Baltimore Car Accident Lawyers: Speed Camera an Unfair Speed TrapApril 11, 2016
For more than 10 years, Washington D.C. officials have been installing cameras on traffic lights in an effort to enforce local speed limits. But according to residents living in the D.C. area, there is one speed camera that has been a source of frustration as many consider it to be a blatant speed trap.
The camera in question is installed at the intersection of Suitland Parkway and Stanton Road, where there are two different speed limits. The westbound side has a speed limit of 35 mph and the eastbound side has a 45 mph speed limit. The camera is on the eastbound side. One particular motorist, not realizing that there were two different speed limits at that intersection, received a $100 speeding ticket. She was traveling on the westbound side.
John Townsend of the Mid-Atlantic office of AAA agreed that the placement of the camera at that particular intersection could be considered a speed trap. He referenced a 2013 traffic study conducted by DDOT, which concluded that the camera was indeed warranted, but the study based the conclusion on a speed limit of 45 mph, not 35. DDOT responded by saying it was simple error. Townsend called the placement of the camera unethical, taking advantage of people who are driving at freeway speed because the road has the look and feel of a freeway.
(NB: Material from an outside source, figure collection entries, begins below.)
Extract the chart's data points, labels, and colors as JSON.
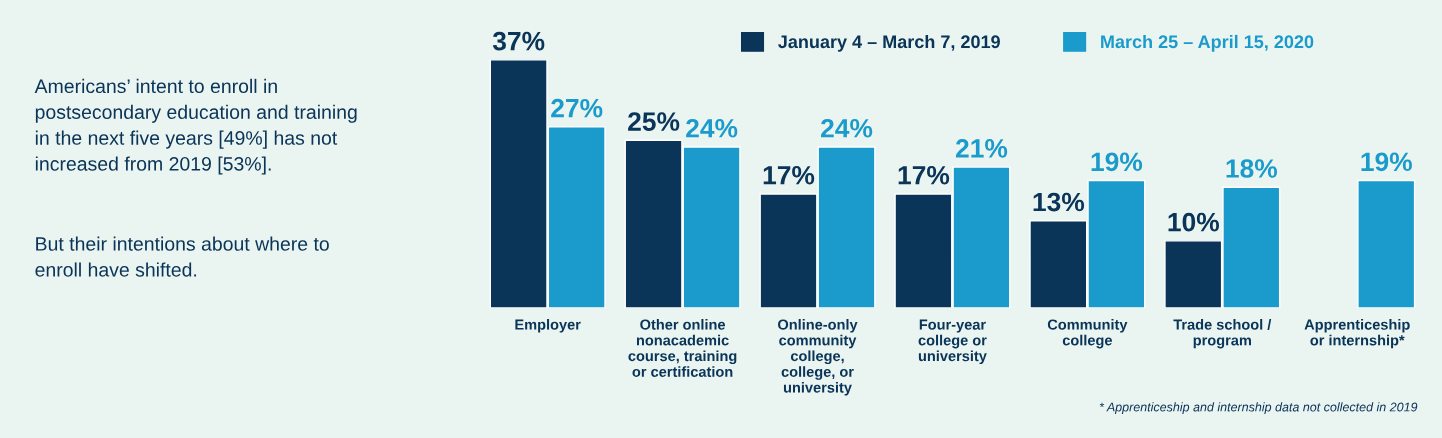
{
  "chart_data": {
    "type": "bar",
    "categories": [
      "Employer",
      "Other online\nnonacademic\ncourse, training\nor certification",
      "Online-only\ncommunity\ncollege,\ncollege, or\nuniversity",
      "Four-year\ncollege or\nuniversity",
      "Community\ncollege",
      "Trade school /\nprogram",
      "Apprenticeship\nor internship*"
    ],
    "series": [
      {
        "name": "January 4 – March 7, 2019",
        "color": "#0b3558",
        "values": [
          37,
          25,
          17,
          17,
          13,
          10,
          null
        ],
        "value_labels": [
          "37%",
          "25%",
          "17%",
          "17%",
          "13%",
          "10%",
          null
        ]
      },
      {
        "name": "March 25 – April 15, 2020",
        "color": "#1a9bcb",
        "values": [
          27,
          24,
          24,
          21,
          19,
          18,
          19
        ],
        "value_labels": [
          "27%",
          "24%",
          "24%",
          "21%",
          "19%",
          "18%",
          "19%"
        ]
      }
    ],
    "annotations": [
      "Americans’ intent to enroll in\npostsecondary education and training\nin the next five years [49%] has not\nincreased from 2019 [53%].",
      "But their intentions about where to\nenroll have shifted.",
      "* Apprenticeship and internship data not collected in 2019"
    ],
    "legend": "top right",
    "grid": false
  }
}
He said it is unfair to drivers to set speed limits that are too low.
Interestingly, the speed camera in question was the District’s second most lucrative camera, generating $5,844,950 for the city over the past four years.
Spokesman Dustin Sternbeck disagrees with the speed trap claim, saying that safety is the main priority. He said that there were three fatalities near the intersection in 2015 and a construction worker was killed there in 2014. However, half of those deaths were on the eastbound side with a 45 mph speed limit. The Program Manager for DDOT Traffic Safety said that the 35 mph speed limit is there because it is an inbound road. The DDOT wants to reduce speed limits gradually from freeways to 25 mph zones. That being said, DDOT could not provide examples of other freeways that have a 10 mph difference between inbound and outbound lanes.